Mas ainda há muita dificuldade para um diagnóstico preciso e da evolução do caso, pois só é feito com o estudo do cérebro do ex-atleta após a morte. Os avanços científicos já permitem algumas avaliações, em nível de pesquisa, de marcadores da ETC, como a proteína TAU, em exames de imagem e da retirada do liquor cerebral, o fluido que atua como amortecedor das estruturas cerebrais e fornece nutrientes. Se a proteína for encontrada em alta quantidade em determinadas regiões do órgão, a doença pode ser confirmada. Os especialistas acreditam que, em breve, os marcadores poderão ser identificados num simples exame de sangue, facilitando a identificação, o acompanhamento e o tratamento da doença.

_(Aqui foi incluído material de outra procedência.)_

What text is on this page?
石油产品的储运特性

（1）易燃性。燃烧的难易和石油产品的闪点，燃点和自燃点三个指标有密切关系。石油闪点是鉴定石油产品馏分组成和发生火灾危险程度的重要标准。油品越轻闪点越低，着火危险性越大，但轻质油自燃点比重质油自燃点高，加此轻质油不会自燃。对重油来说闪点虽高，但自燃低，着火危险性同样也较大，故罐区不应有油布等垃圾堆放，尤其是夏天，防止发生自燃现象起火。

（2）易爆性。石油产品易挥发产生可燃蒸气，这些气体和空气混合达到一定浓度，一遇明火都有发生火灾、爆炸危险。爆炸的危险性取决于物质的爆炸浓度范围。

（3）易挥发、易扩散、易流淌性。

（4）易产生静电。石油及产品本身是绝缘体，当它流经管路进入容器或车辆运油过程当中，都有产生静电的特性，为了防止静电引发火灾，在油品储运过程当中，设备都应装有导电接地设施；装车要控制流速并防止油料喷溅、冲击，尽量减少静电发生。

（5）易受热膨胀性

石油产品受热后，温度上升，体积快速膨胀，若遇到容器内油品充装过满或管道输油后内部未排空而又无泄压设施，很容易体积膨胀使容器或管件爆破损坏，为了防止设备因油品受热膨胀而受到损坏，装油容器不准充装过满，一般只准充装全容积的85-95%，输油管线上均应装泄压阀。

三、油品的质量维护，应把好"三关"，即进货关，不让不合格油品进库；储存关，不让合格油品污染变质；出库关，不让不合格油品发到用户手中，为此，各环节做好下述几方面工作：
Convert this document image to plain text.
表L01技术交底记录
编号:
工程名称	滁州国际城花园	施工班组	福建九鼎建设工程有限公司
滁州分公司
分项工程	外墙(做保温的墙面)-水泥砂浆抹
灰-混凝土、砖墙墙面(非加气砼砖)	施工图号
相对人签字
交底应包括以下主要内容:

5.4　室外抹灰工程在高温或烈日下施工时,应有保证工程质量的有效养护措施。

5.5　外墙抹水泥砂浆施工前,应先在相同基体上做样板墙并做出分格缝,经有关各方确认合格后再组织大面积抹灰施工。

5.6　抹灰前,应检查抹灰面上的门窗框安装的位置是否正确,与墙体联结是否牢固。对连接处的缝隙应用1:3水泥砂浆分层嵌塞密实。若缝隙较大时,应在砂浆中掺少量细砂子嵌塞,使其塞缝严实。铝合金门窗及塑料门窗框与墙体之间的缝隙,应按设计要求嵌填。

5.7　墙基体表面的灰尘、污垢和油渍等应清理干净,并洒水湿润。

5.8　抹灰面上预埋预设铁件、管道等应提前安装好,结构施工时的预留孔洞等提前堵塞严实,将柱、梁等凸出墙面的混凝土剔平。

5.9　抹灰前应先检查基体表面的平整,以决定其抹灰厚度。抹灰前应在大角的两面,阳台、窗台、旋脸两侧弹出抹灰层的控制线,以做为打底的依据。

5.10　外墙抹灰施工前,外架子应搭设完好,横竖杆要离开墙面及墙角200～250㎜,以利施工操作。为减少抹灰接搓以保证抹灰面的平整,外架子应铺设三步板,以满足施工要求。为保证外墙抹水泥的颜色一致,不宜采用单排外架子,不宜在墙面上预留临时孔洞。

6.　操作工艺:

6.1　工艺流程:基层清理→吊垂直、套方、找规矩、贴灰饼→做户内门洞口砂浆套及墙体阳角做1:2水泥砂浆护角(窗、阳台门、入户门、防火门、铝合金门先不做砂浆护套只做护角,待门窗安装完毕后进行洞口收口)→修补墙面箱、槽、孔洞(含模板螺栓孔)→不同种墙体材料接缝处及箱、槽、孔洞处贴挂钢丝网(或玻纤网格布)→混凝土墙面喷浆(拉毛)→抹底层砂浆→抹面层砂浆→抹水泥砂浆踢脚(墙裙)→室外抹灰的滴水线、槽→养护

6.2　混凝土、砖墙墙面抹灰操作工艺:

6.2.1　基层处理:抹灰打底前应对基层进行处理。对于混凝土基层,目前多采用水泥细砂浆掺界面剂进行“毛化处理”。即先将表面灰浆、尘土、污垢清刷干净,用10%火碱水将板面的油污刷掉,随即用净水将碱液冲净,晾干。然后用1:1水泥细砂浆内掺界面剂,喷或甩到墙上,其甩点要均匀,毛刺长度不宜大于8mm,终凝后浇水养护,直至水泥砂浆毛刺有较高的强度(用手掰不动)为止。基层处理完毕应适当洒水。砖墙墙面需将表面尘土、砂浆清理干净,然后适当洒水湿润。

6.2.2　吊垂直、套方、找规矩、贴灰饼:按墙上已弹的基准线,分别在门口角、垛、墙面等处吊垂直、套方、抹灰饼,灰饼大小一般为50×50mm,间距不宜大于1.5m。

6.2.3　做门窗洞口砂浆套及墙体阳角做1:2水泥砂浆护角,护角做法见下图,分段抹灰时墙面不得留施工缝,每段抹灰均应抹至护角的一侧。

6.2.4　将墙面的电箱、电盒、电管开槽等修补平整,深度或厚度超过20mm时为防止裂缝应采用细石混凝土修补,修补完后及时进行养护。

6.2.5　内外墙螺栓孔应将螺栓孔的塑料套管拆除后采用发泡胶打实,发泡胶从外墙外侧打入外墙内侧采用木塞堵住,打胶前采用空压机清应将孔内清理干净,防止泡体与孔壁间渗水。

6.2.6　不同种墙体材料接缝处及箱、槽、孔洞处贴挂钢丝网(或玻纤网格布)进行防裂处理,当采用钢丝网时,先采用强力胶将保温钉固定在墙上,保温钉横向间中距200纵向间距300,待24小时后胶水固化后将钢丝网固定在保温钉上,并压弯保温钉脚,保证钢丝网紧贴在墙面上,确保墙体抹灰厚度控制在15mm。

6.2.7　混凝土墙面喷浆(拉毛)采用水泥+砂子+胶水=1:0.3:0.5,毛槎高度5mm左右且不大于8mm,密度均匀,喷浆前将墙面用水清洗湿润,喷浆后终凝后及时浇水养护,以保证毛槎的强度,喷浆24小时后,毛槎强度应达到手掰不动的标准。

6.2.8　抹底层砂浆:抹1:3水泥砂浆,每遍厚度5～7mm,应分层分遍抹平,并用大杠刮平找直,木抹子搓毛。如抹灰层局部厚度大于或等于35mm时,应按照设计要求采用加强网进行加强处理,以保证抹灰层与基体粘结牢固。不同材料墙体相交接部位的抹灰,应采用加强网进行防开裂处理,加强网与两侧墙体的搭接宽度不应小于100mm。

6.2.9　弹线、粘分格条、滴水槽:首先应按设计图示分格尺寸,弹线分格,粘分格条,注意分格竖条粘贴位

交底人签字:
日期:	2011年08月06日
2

Recentemente, ex-jogadores da seleção da Inglaterra campeã de 1966 tiveram diagnósticos de demência, como Bobby Charlton, ou morreram em decorrência da doença, como Nobby Stiles. Neste último caso, o neuropatologista Willie Stewars estudou o cérebro de Stiles e associou os danos cerebrais ao ato de cabecear a bola. Nos anos 1960, a bola era de couro e bem mais pesada do que as atuais.
A relação, no entanto, ainda não está clara e divide os especialistas. Nos Estados Unidos, por exemplo, há recomendação de não treinar o cabeceio nas categorias de base, pois o cérebro das crianças ainda está em formação. No Brasil, não há qualquer medida nesse sentido. O neurologista Paulo Caramelli, da Universidade Federal de Minas Gerais (UFMG), coordena um estudo com jogadores do Atlético-MG e do América-MG. O trabalho teve de ser paralisado por causa da pandemia antes da conclusão dos testes. “Há poucos estudos no futebol profissional com jogadores na ativa. A ideia é acompanhar um grupo de jogadores com avaliações cognitivas clássicas, testes computadorizados que medem a acurácia da resposta e tempo de reação e ressonância magnética. E fazer a comparação com um grupo de controle com características semelhantes, mas que não pratica futebol. Assim poderemos ver se há mudanças ao longo do tempo”, disse Caramelli, ressaltando que o protocolo precisa ser levado a sério e ser bastante divulgado. “A torcida fica encantada com a raça do jogador, aquele que morre pelo time. No calor do jogo, o atleta sempre vai querer jogar. Nessa hora, a palavra final tem de ser do médico.”
Qualquer medida, no entanto, é bem-vista pelos cientistas da área. A maior dificuldade, justamente, é estabelecer uma causa exata, cujas consequências só vão aparecer daqui a duas décadas, quando poderá ser tarde demais.